The chairmen of the guidelines panel said they believed the three populations Dr. Ridker and Dr. Cook examined were unusually healthy and so their heart attack and stroke rates might be lower than expected.
Anyway, the New York Times article goes on to explain that under the new guidelines, “your average healthy Joe” would end up being told to take statins. And that’s why, in spite of my initial anger over your brazen attempt to sell more statins, I’m now writing to thank you.
What prompted my change of heart (pun intended) was receiving an email from someone who liked one of my old blog posts – the one in which I thanked the USDA for giving my kids a competitive advantage in life by ordering schools to serve crappy grain-based meals to the other kids and thus suppress their brain development. That in turn got me thinking about the movie Idiocracy, in which a soldier with an average IQ participates in a botched experiment and wakes up hundreds of years later to discover that he’s now the smartest guy on the planet.
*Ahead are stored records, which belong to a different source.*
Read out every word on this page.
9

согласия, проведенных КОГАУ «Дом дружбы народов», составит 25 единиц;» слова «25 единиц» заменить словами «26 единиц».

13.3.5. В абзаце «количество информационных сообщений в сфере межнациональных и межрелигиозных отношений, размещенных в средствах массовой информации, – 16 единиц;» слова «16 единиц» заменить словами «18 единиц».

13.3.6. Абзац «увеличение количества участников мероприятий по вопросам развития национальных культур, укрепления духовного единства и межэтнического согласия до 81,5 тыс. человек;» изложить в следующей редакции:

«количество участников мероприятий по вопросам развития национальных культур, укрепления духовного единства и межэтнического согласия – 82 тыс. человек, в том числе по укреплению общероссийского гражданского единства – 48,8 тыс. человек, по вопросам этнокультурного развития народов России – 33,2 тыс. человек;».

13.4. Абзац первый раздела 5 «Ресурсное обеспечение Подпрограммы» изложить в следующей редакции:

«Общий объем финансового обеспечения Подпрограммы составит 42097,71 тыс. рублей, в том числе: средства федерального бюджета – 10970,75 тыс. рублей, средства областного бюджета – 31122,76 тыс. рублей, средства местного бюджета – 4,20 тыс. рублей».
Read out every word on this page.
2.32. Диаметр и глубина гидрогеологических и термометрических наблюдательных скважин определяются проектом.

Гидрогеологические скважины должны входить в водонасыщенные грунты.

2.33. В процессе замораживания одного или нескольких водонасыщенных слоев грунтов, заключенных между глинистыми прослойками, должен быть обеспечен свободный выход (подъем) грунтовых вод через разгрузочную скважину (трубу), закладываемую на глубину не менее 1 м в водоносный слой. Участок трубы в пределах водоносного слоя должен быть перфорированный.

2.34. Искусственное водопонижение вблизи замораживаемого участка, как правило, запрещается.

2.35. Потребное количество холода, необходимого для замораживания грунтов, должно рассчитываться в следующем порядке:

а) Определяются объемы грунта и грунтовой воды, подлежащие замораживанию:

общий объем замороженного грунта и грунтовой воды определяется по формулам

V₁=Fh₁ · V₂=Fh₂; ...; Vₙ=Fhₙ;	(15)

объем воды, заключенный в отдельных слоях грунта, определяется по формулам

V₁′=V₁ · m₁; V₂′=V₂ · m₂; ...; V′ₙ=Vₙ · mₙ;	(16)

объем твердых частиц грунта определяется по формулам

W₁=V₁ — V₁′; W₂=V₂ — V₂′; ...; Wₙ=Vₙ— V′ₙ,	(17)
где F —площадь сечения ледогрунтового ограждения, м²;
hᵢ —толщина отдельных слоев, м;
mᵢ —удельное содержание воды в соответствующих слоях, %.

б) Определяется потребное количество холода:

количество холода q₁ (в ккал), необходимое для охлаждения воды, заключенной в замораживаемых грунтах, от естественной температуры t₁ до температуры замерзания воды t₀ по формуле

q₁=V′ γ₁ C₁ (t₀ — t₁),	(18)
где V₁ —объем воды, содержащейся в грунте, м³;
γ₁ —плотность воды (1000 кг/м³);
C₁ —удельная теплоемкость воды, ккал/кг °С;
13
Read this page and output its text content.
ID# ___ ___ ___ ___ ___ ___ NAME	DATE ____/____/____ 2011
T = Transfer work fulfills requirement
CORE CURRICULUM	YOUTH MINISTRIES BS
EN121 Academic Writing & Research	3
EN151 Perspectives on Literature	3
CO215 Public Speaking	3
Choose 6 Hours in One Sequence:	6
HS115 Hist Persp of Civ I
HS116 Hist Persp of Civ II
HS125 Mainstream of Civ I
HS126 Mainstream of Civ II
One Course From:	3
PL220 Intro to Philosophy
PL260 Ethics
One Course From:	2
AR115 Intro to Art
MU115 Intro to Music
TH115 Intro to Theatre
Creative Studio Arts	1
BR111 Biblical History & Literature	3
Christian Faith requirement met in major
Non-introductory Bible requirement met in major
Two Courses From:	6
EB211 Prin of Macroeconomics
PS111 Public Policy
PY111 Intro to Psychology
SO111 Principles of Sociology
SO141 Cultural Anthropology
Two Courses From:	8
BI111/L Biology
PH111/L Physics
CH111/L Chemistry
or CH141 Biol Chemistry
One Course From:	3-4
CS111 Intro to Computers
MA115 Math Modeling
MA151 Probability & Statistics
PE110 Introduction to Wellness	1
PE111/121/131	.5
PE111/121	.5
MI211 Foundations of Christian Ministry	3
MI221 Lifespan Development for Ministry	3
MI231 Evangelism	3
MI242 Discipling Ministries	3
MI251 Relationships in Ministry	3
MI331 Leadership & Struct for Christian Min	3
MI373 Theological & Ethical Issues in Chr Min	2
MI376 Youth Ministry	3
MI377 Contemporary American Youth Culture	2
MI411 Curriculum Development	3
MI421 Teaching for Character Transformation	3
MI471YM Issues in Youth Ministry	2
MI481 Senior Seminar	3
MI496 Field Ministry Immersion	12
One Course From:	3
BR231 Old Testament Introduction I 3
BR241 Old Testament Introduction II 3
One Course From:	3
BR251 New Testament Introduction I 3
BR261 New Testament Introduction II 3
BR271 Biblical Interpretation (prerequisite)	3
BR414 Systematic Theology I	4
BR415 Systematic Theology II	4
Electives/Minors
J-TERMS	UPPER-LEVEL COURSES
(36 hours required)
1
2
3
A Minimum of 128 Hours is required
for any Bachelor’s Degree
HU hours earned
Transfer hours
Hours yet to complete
That’s when I realized how much your new guidelines will benefit me personally. You see, as a software programmer, I’m what’s known as a “knowledge worker.” My livelihood depends entirely on my ability to memorize, conceptualize, and think my way through complex problems. In my field, experience is considered a major asset, largely because solving a software problem often involves recalling how we solved a similar problem in the past. It’s no coincidence that most of the other programmers I work with are in their 40s or 50s.
So as I was chuckling to myself about a couple of the scenes in Idiocracy, it occurred to me: How much more valuable would I be if my fellow programmers all started taking statins and became a bit stupid? Give them a few years on a high dose of Lipitor, and I daresay I could triple my billing rate. I’d be the only one remaining with enough cognitive ability to tackle the really tough assignments.
I could probably even get away with relaxing my programming standards. Since I’m not a government contractor, I test and test and test the software I design before rolling it out – partly because I’m persnickety by nature, but largely because in private industries, people who launch mission-critical software systems that crash and burn tend to get fired. But if your new treatment guidelines convince everyone over age 45 to start taking statins, I’m pretty sure I could avoid the blame for any lousy software I created. I suspect the conversations would go something like this:
“The foreign incoming royalties module of the payment distribution system keeps crashing! Did you write that module?”
“Well, I … uh … No, sir. It was Crockett.”
“Did you write the foreign incoming royalties module?”
“Uh … I don’t remember. Maybe.”
“Well, fix it!”
“But I don’t remember the logic.”
“Well, damnit, get Naughton to help you.”
“If I’m going to help Crockett fix the mess he made, I’m going to need another bump in my billing rate.”
“Yeah, yeah, okay. Just promise you won’t quit.”
So while I know providing me with job security wasn’t your intention, I’m grateful nonetheless.
By the way, would it be possible for you to convince the federal government to subsidize statins and provide them to needy people in the developing world, sort of like the USDA does with grains? It would be awesome to know I won’t lose my programming gig to some guy in India.